- Coat of arms
- Location of Nieder-Hilbersheim within Mainz-Bingen district
- Nieder-Hilbersheim Nieder-Hilbersheim
- Coordinates: 49°54′47″N 8°02′30″E﻿ / ﻿49.91306°N 8.04167°E
- Country: Germany
- State: Rhineland-Palatinate
- District: Mainz-Bingen
- Municipal assoc.: Gau-Algesheim

Government
- • Mayor (2019–24): Rosemarie Jantz

Area
- • Total: 4.59 km^{2} (1.77 sq mi)
- Elevation: 244 m (801 ft)

Population (2022-12-31)
- • Total: 647
- • Density: 140/km^{2} (370/sq mi)
- Time zone: UTC+01:00 (CET)
- • Summer (DST): UTC+02:00 (CEST)
- Postal codes: 55437
- Dialling codes: 06728
- Vehicle registration: MZ
- Website: www.nieder-hilbersheim.de

= Nieder-Hilbersheim =

Nieder-Hilbersheim is an Ortsgemeinde – a municipality belonging to a Verbandsgemeinde, a kind of collective municipality – in the Mainz-Bingen district in Rhineland-Palatinate, Germany.

==Geography==

===Location===
The municipality lies southwest of Mainz in the Welzbach valley and is characterized by agriculture. The winegrowing centre belongs to the Verbandsgemeinde of Gau-Algesheim, whose seat is in the like-named town.

==History==
In 933, Nieder-Hilbersheim had its first documentary mention in a document from the Seligenstadt Abbey.
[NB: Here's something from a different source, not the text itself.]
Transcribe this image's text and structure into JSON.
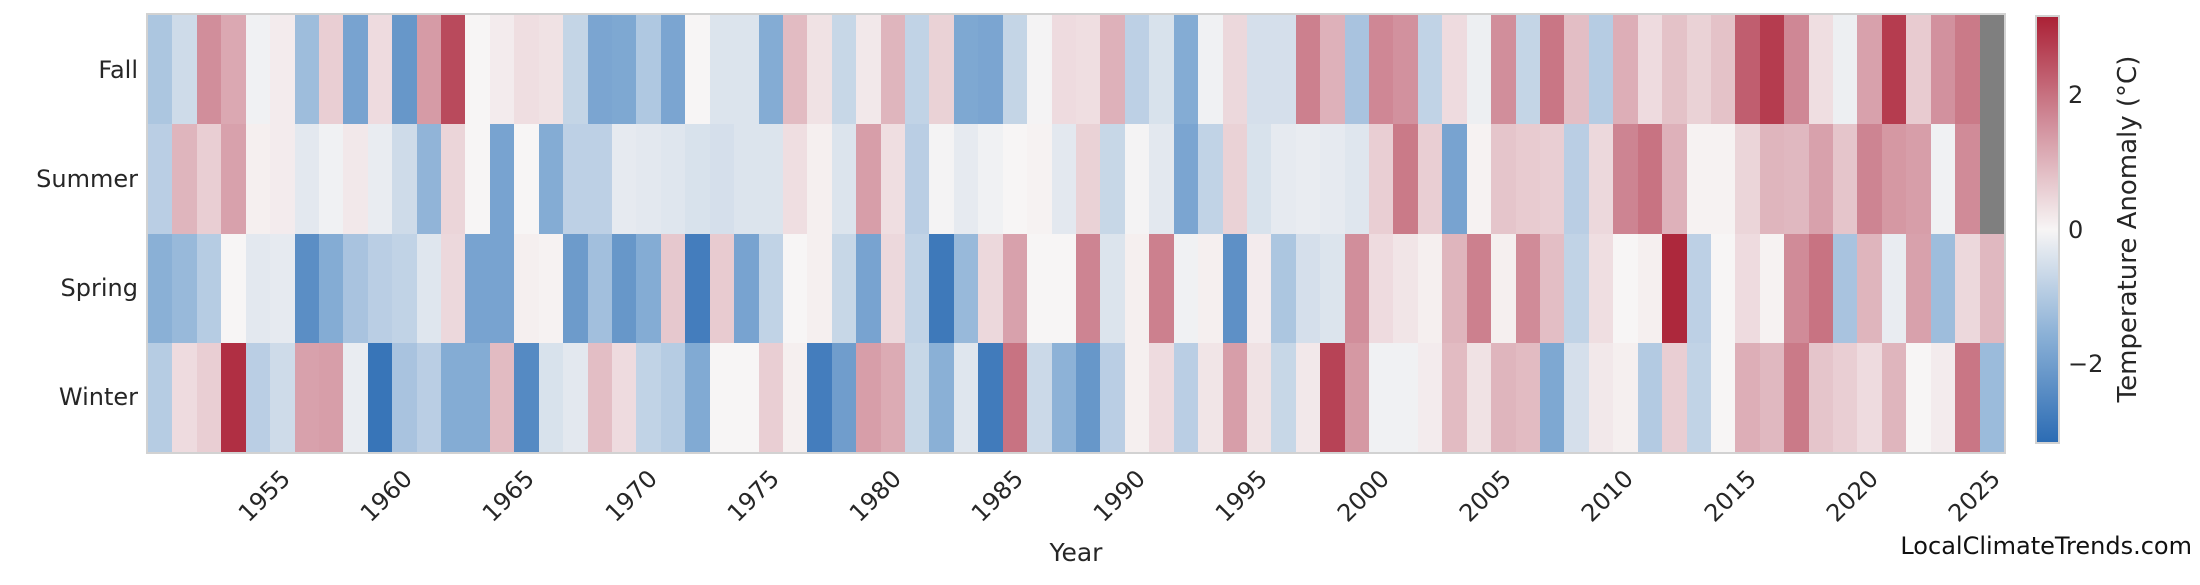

In the endowment letter from the Disbodenberg Monastery in 1108, Nieder-Hilbersheim is mentioned for the first time as Hilbriedesheim

After 1300, the name Nieder-Hilbersheim first came up in documents.
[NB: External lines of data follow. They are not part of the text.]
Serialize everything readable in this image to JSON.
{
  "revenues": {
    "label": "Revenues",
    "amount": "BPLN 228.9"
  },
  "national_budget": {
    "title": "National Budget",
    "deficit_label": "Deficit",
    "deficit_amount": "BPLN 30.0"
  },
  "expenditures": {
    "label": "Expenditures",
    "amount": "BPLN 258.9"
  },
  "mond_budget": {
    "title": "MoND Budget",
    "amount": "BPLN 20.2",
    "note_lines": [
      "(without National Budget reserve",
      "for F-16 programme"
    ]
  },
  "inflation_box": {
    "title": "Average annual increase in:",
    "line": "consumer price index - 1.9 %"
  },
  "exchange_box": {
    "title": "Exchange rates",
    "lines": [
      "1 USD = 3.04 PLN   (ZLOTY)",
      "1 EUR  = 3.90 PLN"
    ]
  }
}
In 1334 a church is mentioned for the first time, and is believed to have been consecrated to Saint Martin, which yielded today's coat of arms, which show Saint Martin cutting a piece of his cloak off for a beggar. At this point, the community belonged to the Electorate of the Palatinate Oberamt of Stromberg.

==Politics==

The municipal council is made up of 12 council members, not counting the part-time mayor, with seats apportioned thus:
| | SPD | CDU | FWG | Total |
| 2004 | 3 | 2 | 7 | 12 seats |
(as at municipal election held on 13 June 2004)

==Culture and sightseeing==

===Regular events===
The Nieder-Hilbersheim kermis (church consecration festival, locally known as the Kerb) is always held on the second weekend in September. A farmer's and craftsman's market is held each year on the third weekend in October.
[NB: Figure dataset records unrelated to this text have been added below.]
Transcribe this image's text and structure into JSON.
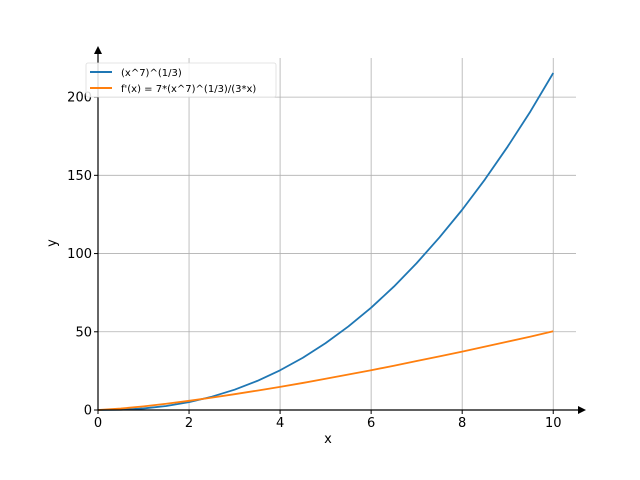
{
  "chart_data": {
    "type": "line",
    "xlabel": "x",
    "ylabel": "y",
    "xlim": [
      0,
      10.5
    ],
    "ylim": [
      0,
      225
    ],
    "xticks": [
      0,
      2,
      4,
      6,
      8,
      10
    ],
    "yticks": [
      0,
      50,
      100,
      150,
      200
    ],
    "grid": true,
    "legend_position": "top-left",
    "series": [
      {
        "name": "(x^7)^(1/3)",
        "color": "#1f77b4",
        "x": [
          0,
          0.5,
          1,
          1.5,
          2,
          2.5,
          3,
          3.5,
          4,
          4.5,
          5,
          5.5,
          6,
          6.5,
          7,
          7.5,
          8,
          8.5,
          9,
          9.5,
          10
        ],
        "y": [
          0,
          0.2,
          1,
          2.57,
          5.04,
          8.5,
          12.98,
          18.6,
          25.4,
          33.4,
          42.75,
          53.4,
          65.4,
          78.9,
          93.9,
          110.3,
          128,
          147.4,
          168.4,
          190.9,
          215.4
        ]
      },
      {
        "name": "f'(x) = 7*(x^7)^(1/3)/(3*x)",
        "color": "#ff7f0e",
        "x": [
          0,
          0.5,
          1,
          1.5,
          2,
          2.5,
          3,
          3.5,
          4,
          4.5,
          5,
          5.5,
          6,
          6.5,
          7,
          7.5,
          8,
          8.5,
          9,
          9.5,
          10
        ],
        "y": [
          0,
          0.93,
          2.33,
          4,
          5.88,
          7.94,
          10.1,
          12.4,
          14.8,
          17.3,
          19.95,
          22.7,
          25.4,
          28.3,
          31.3,
          34.3,
          37.3,
          40.5,
          43.7,
          46.9,
          50.3
        ]
      }
    ]
  }
}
==Economy and infrastructure==

===Agriculture===
Nieder-Hilbersheim grows grapes for both white and red wine, and also fruit and asparagus.

===Transport===
The municipality is crossed by Landesstraße (state road) 415. The A 60 and A 63 autobahns can be reached by car in 10 to 20 minutes.

===Education===
Nieder-Hilbersheim has a municipal kindergarten.